Crumb tornou-se uma paixão – não por acaso, é o tema de meu TCC, trabalho de conclusão de curso de Jornalismo. Crumb é genial não só pelo traço e estilo únicos, como pela maneira como explora temáticas como a contracultura (continuamente satirizada), conflitos raciais, convenções sociais e suas próprios neuroses.

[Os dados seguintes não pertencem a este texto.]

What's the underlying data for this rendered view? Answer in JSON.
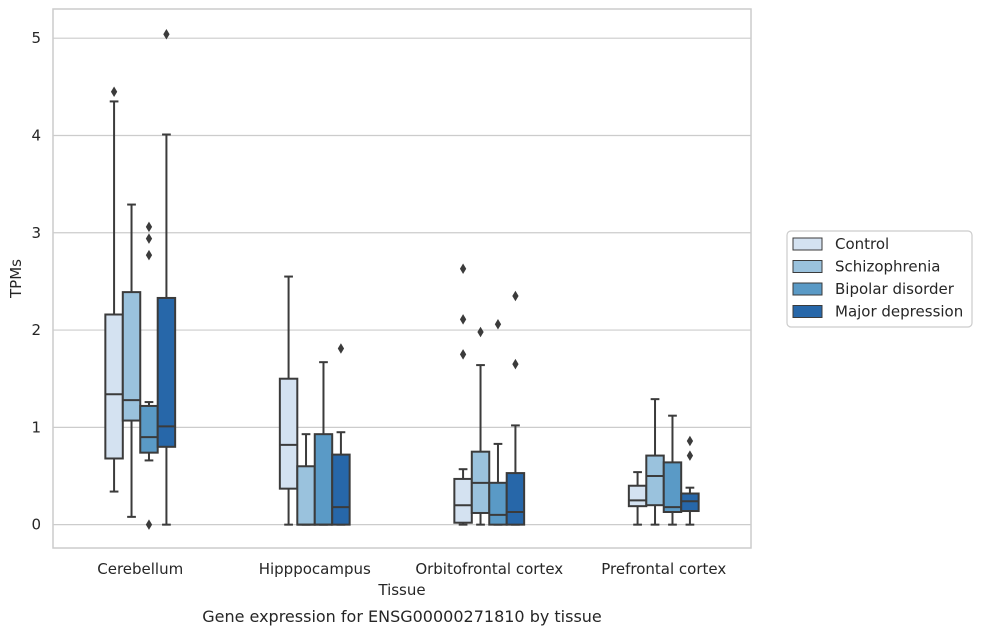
{
  "chart_data": {
    "type": "box",
    "title": "",
    "caption": "Gene expression for ENSG00000271810 by tissue",
    "xlabel": "Tissue",
    "ylabel": "TPMs",
    "ylim": [
      -0.24,
      5.3
    ],
    "yticks": [
      0,
      1,
      2,
      3,
      4,
      5
    ],
    "grid": "horizontal",
    "legend_position": "right",
    "categories": [
      "Cerebellum",
      "Hipppocampus",
      "Orbitofrontal cortex",
      "Prefrontal cortex"
    ],
    "series": [
      {
        "name": "Control",
        "color": "#d4e2f1",
        "boxes": [
          {
            "whislo": 0.34,
            "q1": 0.68,
            "med": 1.34,
            "q3": 2.16,
            "whishi": 4.35,
            "fliers": [
              4.45
            ]
          },
          {
            "whislo": 0.0,
            "q1": 0.37,
            "med": 0.82,
            "q3": 1.5,
            "whishi": 2.55,
            "fliers": []
          },
          {
            "whislo": 0.0,
            "q1": 0.02,
            "med": 0.2,
            "q3": 0.47,
            "whishi": 0.57,
            "fliers": [
              1.75,
              2.11,
              2.63
            ]
          },
          {
            "whislo": 0.0,
            "q1": 0.19,
            "med": 0.25,
            "q3": 0.4,
            "whishi": 0.54,
            "fliers": []
          }
        ]
      },
      {
        "name": "Schizophrenia",
        "color": "#9ac2dd",
        "boxes": [
          {
            "whislo": 0.08,
            "q1": 1.07,
            "med": 1.28,
            "q3": 2.39,
            "whishi": 3.29,
            "fliers": []
          },
          {
            "whislo": 0.0,
            "q1": 0.0,
            "med": 0.0,
            "q3": 0.6,
            "whishi": 0.93,
            "fliers": []
          },
          {
            "whislo": 0.0,
            "q1": 0.12,
            "med": 0.43,
            "q3": 0.75,
            "whishi": 1.64,
            "fliers": [
              1.98
            ]
          },
          {
            "whislo": 0.0,
            "q1": 0.2,
            "med": 0.5,
            "q3": 0.71,
            "whishi": 1.29,
            "fliers": []
          }
        ]
      },
      {
        "name": "Bipolar disorder",
        "color": "#5a9ac6",
        "boxes": [
          {
            "whislo": 0.66,
            "q1": 0.74,
            "med": 0.9,
            "q3": 1.22,
            "whishi": 1.26,
            "fliers": [
              0.0,
              2.77,
              2.94,
              3.06
            ]
          },
          {
            "whislo": 0.0,
            "q1": 0.0,
            "med": 0.0,
            "q3": 0.93,
            "whishi": 1.67,
            "fliers": []
          },
          {
            "whislo": 0.0,
            "q1": 0.0,
            "med": 0.1,
            "q3": 0.43,
            "whishi": 0.83,
            "fliers": [
              2.06
            ]
          },
          {
            "whislo": 0.0,
            "q1": 0.13,
            "med": 0.18,
            "q3": 0.64,
            "whishi": 1.12,
            "fliers": []
          }
        ]
      },
      {
        "name": "Major depression",
        "color": "#2767a9",
        "boxes": [
          {
            "whislo": 0.0,
            "q1": 0.8,
            "med": 1.01,
            "q3": 2.33,
            "whishi": 4.01,
            "fliers": [
              5.04
            ]
          },
          {
            "whislo": 0.0,
            "q1": 0.0,
            "med": 0.18,
            "q3": 0.72,
            "whishi": 0.95,
            "fliers": [
              1.81
            ]
          },
          {
            "whislo": 0.0,
            "q1": 0.0,
            "med": 0.13,
            "q3": 0.53,
            "whishi": 1.02,
            "fliers": [
              1.65,
              2.35
            ]
          },
          {
            "whislo": 0.0,
            "q1": 0.14,
            "med": 0.24,
            "q3": 0.32,
            "whishi": 0.38,
            "fliers": [
              0.71,
              0.86
            ]
          }
        ]
      }
    ]
  }
}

Crumb é um egocêntrico, um polemista, uma figura a parte – curiosamente, essa imagem é, ao mesmo tempo, o mito e a realidade. Essa ambiguidade é uma das coisas mais intrigantes na obra de Crumb – além de, é claro, sua deliciosa cara de pau de escrever e desenhar qualquer coisa.

crumb

Na pequena entrevista feita por Hans Ulrich Obrist, Crumb fala de sua obsessão por colecionar vinis – em especial obras de blues, tema que rendeu uma série de quadrinhos maravilhosa, lançada no Brasil pela Conrad -, do porque atualmente mora em uma cidadezinha interiorana na França, de sua relação com seus personagens antigos e até mesmo de arquitetura. É um convite para conhecer mais da obra de Crumb, embora o livro não traga grandes novidades sobre sua figura e suas idiossincrasias.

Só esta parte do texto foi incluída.